Eric K. Gratz, a marriage and family therapist who was director of admissions and chief social worker in the Sheppard and Enoch Pratt Hospital’s Department of Child and Adolescent Psychiatry, died Feb. 20 of congestive heart failure at the Edenwald Retirement Community in Towson. The former Mount Washington resident was 87.
“I knew Eric both at Edenwald and as a former patient,” said Debra Furchgott. “He was very gentle and a nonconfrontational person, and his office manner was his everyday manner. When you were dealing with Eric, you were dealing with a very nice person who had very high standards, and he met them.”

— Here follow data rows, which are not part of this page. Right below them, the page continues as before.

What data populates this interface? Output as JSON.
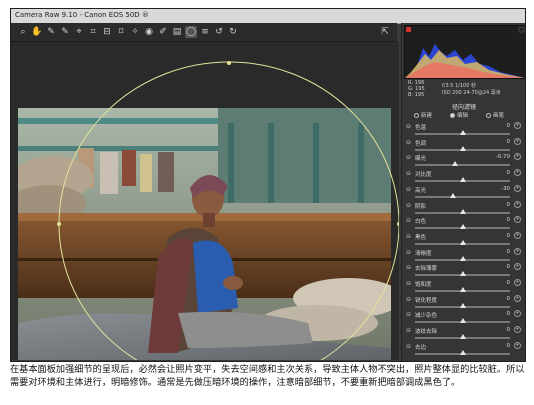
{
  "window": {
    "title": "Camera Raw 9.10 - Canon EOS 50D ®"
  },
  "toolbar": {
    "tools": [
      {
        "name": "zoom-tool-icon",
        "glyph": "⌕"
      },
      {
        "name": "hand-tool-icon",
        "glyph": "✋"
      },
      {
        "name": "white-balance-tool-icon",
        "glyph": "✎"
      },
      {
        "name": "color-sampler-tool-icon",
        "glyph": "✎"
      },
      {
        "name": "targeted-adjustment-tool-icon",
        "glyph": "⌖"
      },
      {
        "name": "crop-tool-icon",
        "glyph": "⌗"
      },
      {
        "name": "straighten-tool-icon",
        "glyph": "⊟"
      },
      {
        "name": "transform-tool-icon",
        "glyph": "⌑"
      },
      {
        "name": "spot-removal-tool-icon",
        "glyph": "✧"
      },
      {
        "name": "red-eye-tool-icon",
        "glyph": "◉"
      },
      {
        "name": "adjustment-brush-icon",
        "glyph": "✐"
      },
      {
        "name": "graduated-filter-icon",
        "glyph": "▤"
      },
      {
        "name": "radial-filter-icon",
        "glyph": "◯"
      },
      {
        "name": "preferences-icon",
        "glyph": "≡"
      },
      {
        "name": "rotate-ccw-icon",
        "glyph": "↺"
      },
      {
        "name": "rotate-cw-icon",
        "glyph": "↻"
      }
    ],
    "fullscreen_glyph": "⇱"
  },
  "panel": {
    "rgb_readout": {
      "r": "R: 198",
      "g": "G: 195",
      "b": "B: 195"
    },
    "exif": {
      "line1": "f/3.5   1/100 秒",
      "line2": "ISO 200   24-70@24 毫米"
    },
    "title": "径向滤镜",
    "modes": [
      {
        "label": "新建",
        "selected": false
      },
      {
        "label": "编辑",
        "selected": true
      },
      {
        "label": "画笔",
        "selected": false
      }
    ],
    "sliders": [
      {
        "label": "色温",
        "value": "0",
        "pos": 0.5
      },
      {
        "label": "色调",
        "value": "0",
        "pos": 0.5
      },
      {
        "label": "曝光",
        "value": "-0.70",
        "pos": 0.42
      },
      {
        "label": "对比度",
        "value": "0",
        "pos": 0.5
      },
      {
        "label": "高光",
        "value": "-30",
        "pos": 0.4
      },
      {
        "label": "阴影",
        "value": "0",
        "pos": 0.5
      },
      {
        "label": "白色",
        "value": "0",
        "pos": 0.5
      },
      {
        "label": "黑色",
        "value": "0",
        "pos": 0.5
      },
      {
        "label": "清晰度",
        "value": "0",
        "pos": 0.5
      },
      {
        "label": "去除薄雾",
        "value": "0",
        "pos": 0.5
      },
      {
        "label": "饱和度",
        "value": "0",
        "pos": 0.5
      },
      {
        "label": "锐化程度",
        "value": "0",
        "pos": 0.5
      },
      {
        "label": "减少杂色",
        "value": "0",
        "pos": 0.5
      },
      {
        "label": "波纹去除",
        "value": "0",
        "pos": 0.5
      },
      {
        "label": "去边",
        "value": "0",
        "pos": 0.5
      }
    ]
  },
  "caption": "在基本面板加强细节的呈现后，必然会让照片变平，失去空间感和主次关系，导致主体人物不突出，照片整体显的比较脏。所以需要对环境和主体进行，明暗修饰。通常是先做压暗环境的操作，注意暗部细节，不要重新把暗部调成黑色了。"
}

Eric Kay Gratz, son of Oliver Gratz, an educator and principal, and his wife, Mary Gratz, a schoolteacher, was born and raised in Celina, Ohio, where he graduated from high school.
He earned a bachelor’s degree in 1956 in sociology from Ohio State University and a master’s degree three years later from Wesley Theological Seminary in Washington. In 1963 he obtained a graduate certificate in marriage counseling from the University of Pennsylvania and a master’s degree in clinical social work followed in 1966 from Washington’s Howard University.
Mr. Gratz’s professional career spanned 1956 to 2019, when he retired. During the first seven years, he worked as an ordained United Methodist Church minister.
“He never used the title reverend,” said his wife of 53 years, the former Jacqueline Long, an educator who retired in 2017 from Towson University, where she was director of the Osher Lifelong Learning Institute.
From 1963 to 1969, Mr. Gratz was a marriage counselor at Maryland Children’s Aid and Family Services, and from 1969 to 1981 director of admissions and chief social worker in the Department of Child and Adolescent Psychiatry at Sheppard-Pratt in Towson.
After leaving Sheppard-Pratt in 1981, he established a full-time private practice in individual and marital psychotherapy. In conjunction with his own work, he taught part time in the Towson University Department of Psychology.
He also lectured widely on the subject of marital conflict and the therapeutic process of couples treatment. In 1999, he became a charter member of the Auburn Society, the Learning in Retirement program at the university. He regularly presented a film series each semester, focusing on the psychological aspects of the characters and the film story, “believing that films can be both educationally and therapeutically beneficial,” Mr. Gratz wrote in an autobiographical profile.
Mr. Gratz, a serious movie buff, enjoyed films of all genres, his favorite being “Harvey,” the 1950 film starring Jimmy Stewart, who with Johnny Depp was among his favorite actors.
“He conducted a film series for Osher, and that was simply fabulous,” said Ms. Furchgott, who also lives in Edenwald. “It just wasn’t about going to see the movie — it was the work that came afterward. They were always very thought-provoking films, and the work was about what we had just seen. Eric made us think a lot about the characters and he was very good at it.”
He was also a fan of Ian Fleming’s books and the character of 007.
Mr. Gratz was an immaculate dresser who always wore a coat and tie.
“Eric was the total gentleman, and he dressed like a gentleman with his suits and ties, unlike most people these days who dress like they came out of the rag bin,” Ms. Furchgott said. “He dressed like he was always ready for business.”
Mr. Gratz eschewed traditional haberdashery establishments.
“Eric didn’t go to Brooks Brothers and didn’t want any of that expensive stuff,“ Ms. Gratz said. “He bought his coats at secondhand stores, his shirts from Sam’s Club, and his ties from the Junior League’s Wise Penny, which is next door to the Senator Theatre. He’d drop in there before or after a movie. He just knew how to put it all together.”
While living in Mount Washington, he and his wife enjoyed working in their garden and enjoying al fresco dinners on their front porch, which overlooked their garden, where they also enjoyed hosting parties for family and friends.
Favorite vacation destinations were Mount Desert Island in Maine, Cape Cod, Massachusetts, and Cape May Point, New Jersey.
In his autobiographical notes, Mr. Gratz said that philosophically he considered himself a “scientific, existential, secular humanist.”
Plans for a memorial service to be held at a later date are incomplete.